Мы в темноте миновали вход в Фаюм, и, хотя я знала, что он там, я не поднялась посмотреть на канал, который, извиваясь, уходил в сторону дома, в котором я никогда не жила, и полей, чью щедрость я никогда не увижу. Мне не позволили ничего надиктовать, но Амоннахт пообещал мне проследить, чтобы смотрителю и его людям заплатили, прежде чем поместье перейдет в другие руки. Я чувствовала глубокую печаль, когда вспоминала, как Рамзес удивил меня своим подарком и как мы путешествовали смотреть его. Мои поля не предавали меня. Они верно и покорно приносили урожай. Это я покинула их, тихо горевала я про себя, пока Фаюм не остался далеко позади и сухой воздух юга не начал раздражать мне ноздри.
Через восемь дней, среди дня, баржа бросила два своих якоря посредине реки напротив Асвата. Судно было слишком тяжелое и могло сесть на мель, поэтому капитан спустил на воду маленький плотик и, отталкиваясь шестом, отвез меня, все еще в цепях, прямо к берегу. Стояла невыносимая жара. С внутренним трепетом я узнавала и жесткие щетки пальм, и очертания прибрежной растительности нависавшей над мутной водой, и марево белой пыли, висящее в раскаленном воздухе, — все сияло в разгорающемся пламени шему и тянулось ко мне, чтобы завлечь меня обратно в свои вечные объятия.
Запинаясь, я ступила на песок маленькой бухты, где моя мать и другие женщины обычно стирали белье, и тут я увидела селение. Оно было меньше, чем я его помнила: простые домики из илового кирпича; площадь, которая когда-то казалась мне такой огромной, была на самом деле просто клочком неровной земли. Селение лежало передо мной, грязное и нищее, и я впервые увидела его так, как видела себя, — стойкое, выносливое, упрямое, выдержавшее капризы правителей и опустошение войны, с корнями, глубоко вросшими в землю, и питаемое священными традициями древних времен. Я ожидала найти конец, но Асват приветствовал меня молчаливым обещанием начала.

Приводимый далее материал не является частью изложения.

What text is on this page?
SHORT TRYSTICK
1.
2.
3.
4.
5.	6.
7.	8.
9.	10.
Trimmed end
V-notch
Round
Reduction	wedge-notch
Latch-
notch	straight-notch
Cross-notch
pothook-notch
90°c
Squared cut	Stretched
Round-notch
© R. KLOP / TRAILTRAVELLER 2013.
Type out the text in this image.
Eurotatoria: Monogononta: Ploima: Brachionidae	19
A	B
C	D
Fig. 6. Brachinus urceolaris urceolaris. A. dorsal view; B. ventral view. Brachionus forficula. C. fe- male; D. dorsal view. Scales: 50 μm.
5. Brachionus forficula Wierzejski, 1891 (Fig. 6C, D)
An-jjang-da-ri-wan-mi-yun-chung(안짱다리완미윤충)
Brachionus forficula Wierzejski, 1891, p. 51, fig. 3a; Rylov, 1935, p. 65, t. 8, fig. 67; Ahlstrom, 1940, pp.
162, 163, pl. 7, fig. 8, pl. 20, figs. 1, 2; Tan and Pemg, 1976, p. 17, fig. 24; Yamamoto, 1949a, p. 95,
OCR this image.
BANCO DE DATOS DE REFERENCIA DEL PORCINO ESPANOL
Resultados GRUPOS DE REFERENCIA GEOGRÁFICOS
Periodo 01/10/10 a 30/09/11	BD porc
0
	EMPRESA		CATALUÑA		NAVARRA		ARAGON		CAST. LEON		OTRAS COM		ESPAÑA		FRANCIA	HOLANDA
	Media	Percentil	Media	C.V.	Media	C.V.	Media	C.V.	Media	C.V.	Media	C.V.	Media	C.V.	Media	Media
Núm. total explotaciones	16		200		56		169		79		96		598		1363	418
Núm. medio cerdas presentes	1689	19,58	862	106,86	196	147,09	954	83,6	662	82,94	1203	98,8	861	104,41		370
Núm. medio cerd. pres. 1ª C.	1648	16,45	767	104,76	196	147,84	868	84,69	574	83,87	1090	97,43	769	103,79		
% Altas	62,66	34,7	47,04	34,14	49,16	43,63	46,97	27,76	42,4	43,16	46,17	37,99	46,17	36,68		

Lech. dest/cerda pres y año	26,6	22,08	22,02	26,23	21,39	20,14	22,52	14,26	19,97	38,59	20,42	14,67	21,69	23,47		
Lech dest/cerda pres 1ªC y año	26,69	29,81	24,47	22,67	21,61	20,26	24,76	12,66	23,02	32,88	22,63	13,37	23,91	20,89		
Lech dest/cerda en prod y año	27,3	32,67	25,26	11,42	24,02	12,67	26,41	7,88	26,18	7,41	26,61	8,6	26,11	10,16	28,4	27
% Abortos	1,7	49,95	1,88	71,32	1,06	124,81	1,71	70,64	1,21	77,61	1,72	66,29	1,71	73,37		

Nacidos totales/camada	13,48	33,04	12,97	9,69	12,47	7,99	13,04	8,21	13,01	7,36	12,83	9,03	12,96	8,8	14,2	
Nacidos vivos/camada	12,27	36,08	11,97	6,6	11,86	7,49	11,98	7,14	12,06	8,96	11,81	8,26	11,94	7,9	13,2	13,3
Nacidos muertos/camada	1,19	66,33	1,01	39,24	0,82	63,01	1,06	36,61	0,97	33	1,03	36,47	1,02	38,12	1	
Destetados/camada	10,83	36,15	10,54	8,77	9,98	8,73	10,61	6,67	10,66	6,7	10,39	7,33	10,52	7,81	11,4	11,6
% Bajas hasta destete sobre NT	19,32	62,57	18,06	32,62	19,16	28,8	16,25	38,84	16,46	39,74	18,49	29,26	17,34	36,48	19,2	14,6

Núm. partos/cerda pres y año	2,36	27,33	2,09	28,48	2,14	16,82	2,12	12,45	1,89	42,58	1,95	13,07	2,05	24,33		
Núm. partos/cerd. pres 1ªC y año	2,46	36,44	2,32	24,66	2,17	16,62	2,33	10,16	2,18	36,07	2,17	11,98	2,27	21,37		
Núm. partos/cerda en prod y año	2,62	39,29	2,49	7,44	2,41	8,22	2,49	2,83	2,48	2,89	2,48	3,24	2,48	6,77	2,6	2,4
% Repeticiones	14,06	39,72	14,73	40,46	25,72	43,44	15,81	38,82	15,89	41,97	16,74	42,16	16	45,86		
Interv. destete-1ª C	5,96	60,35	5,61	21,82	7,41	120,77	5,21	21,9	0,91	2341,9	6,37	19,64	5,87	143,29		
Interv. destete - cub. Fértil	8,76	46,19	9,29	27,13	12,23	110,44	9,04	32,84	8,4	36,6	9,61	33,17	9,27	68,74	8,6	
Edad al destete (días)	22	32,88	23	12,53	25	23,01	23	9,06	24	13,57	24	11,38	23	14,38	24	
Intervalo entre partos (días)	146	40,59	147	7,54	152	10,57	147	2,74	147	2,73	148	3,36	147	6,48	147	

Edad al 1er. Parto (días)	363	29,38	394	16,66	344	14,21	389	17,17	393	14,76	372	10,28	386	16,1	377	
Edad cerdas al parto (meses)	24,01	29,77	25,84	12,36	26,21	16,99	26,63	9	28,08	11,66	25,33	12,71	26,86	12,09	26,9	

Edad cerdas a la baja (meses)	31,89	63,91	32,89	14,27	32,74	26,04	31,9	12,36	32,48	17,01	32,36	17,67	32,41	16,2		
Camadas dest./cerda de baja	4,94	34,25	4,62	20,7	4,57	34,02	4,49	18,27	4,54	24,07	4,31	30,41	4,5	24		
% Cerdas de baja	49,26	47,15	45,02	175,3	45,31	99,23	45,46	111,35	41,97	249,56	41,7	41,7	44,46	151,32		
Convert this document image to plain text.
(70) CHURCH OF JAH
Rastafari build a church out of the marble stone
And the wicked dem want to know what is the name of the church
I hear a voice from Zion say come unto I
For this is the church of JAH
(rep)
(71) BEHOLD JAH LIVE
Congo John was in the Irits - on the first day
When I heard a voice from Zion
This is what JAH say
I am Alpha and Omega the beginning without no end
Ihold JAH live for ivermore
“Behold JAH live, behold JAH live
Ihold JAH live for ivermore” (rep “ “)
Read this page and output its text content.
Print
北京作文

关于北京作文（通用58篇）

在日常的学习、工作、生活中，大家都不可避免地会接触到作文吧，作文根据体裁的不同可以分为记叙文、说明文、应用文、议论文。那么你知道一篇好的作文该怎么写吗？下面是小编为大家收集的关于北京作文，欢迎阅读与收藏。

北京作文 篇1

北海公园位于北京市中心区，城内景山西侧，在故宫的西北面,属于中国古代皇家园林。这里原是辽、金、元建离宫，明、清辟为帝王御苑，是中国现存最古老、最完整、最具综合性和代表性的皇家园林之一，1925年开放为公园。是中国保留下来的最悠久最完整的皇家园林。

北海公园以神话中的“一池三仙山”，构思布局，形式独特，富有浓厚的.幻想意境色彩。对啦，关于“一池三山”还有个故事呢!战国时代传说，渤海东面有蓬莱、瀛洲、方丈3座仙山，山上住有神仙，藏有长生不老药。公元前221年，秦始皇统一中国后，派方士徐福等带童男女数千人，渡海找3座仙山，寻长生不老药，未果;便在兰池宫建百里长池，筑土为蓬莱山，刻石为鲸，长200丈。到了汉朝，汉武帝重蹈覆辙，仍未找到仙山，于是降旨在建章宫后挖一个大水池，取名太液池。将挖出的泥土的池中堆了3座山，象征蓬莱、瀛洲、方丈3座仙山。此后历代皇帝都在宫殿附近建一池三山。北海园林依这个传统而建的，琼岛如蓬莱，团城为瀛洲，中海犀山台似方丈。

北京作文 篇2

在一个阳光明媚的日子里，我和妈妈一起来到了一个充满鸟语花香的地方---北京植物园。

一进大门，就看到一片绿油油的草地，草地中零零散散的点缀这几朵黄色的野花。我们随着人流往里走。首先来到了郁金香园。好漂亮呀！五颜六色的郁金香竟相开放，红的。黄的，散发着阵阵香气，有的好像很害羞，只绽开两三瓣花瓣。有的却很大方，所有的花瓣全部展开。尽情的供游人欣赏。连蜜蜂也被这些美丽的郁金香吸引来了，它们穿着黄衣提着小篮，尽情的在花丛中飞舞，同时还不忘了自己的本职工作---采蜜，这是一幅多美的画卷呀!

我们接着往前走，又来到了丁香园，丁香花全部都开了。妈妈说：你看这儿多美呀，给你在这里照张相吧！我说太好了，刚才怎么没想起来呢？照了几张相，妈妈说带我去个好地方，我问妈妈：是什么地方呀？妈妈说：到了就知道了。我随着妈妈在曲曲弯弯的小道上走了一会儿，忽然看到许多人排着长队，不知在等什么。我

Мать, отец и брат стояли на краю площади вместе с управителем. Хранитель послал им сообщение, и, без сомнения, как всегда бывает в деревне, весть о приближении баржи распространилась задолго до ее появления. Они стояли молча, и я не смотрела на них, пока капитан снимал с меня кандалы. На щиколотках и запястьях остались красные полосы. Лицо покраснело и шелушилось от непривычного теперь воздействия солнца. Когда капитан закончил, он сунул свиток, что вручил ему мой стражник, маленькой группе, подобрал цепи и поплыл обратно к барже. Все кончилось.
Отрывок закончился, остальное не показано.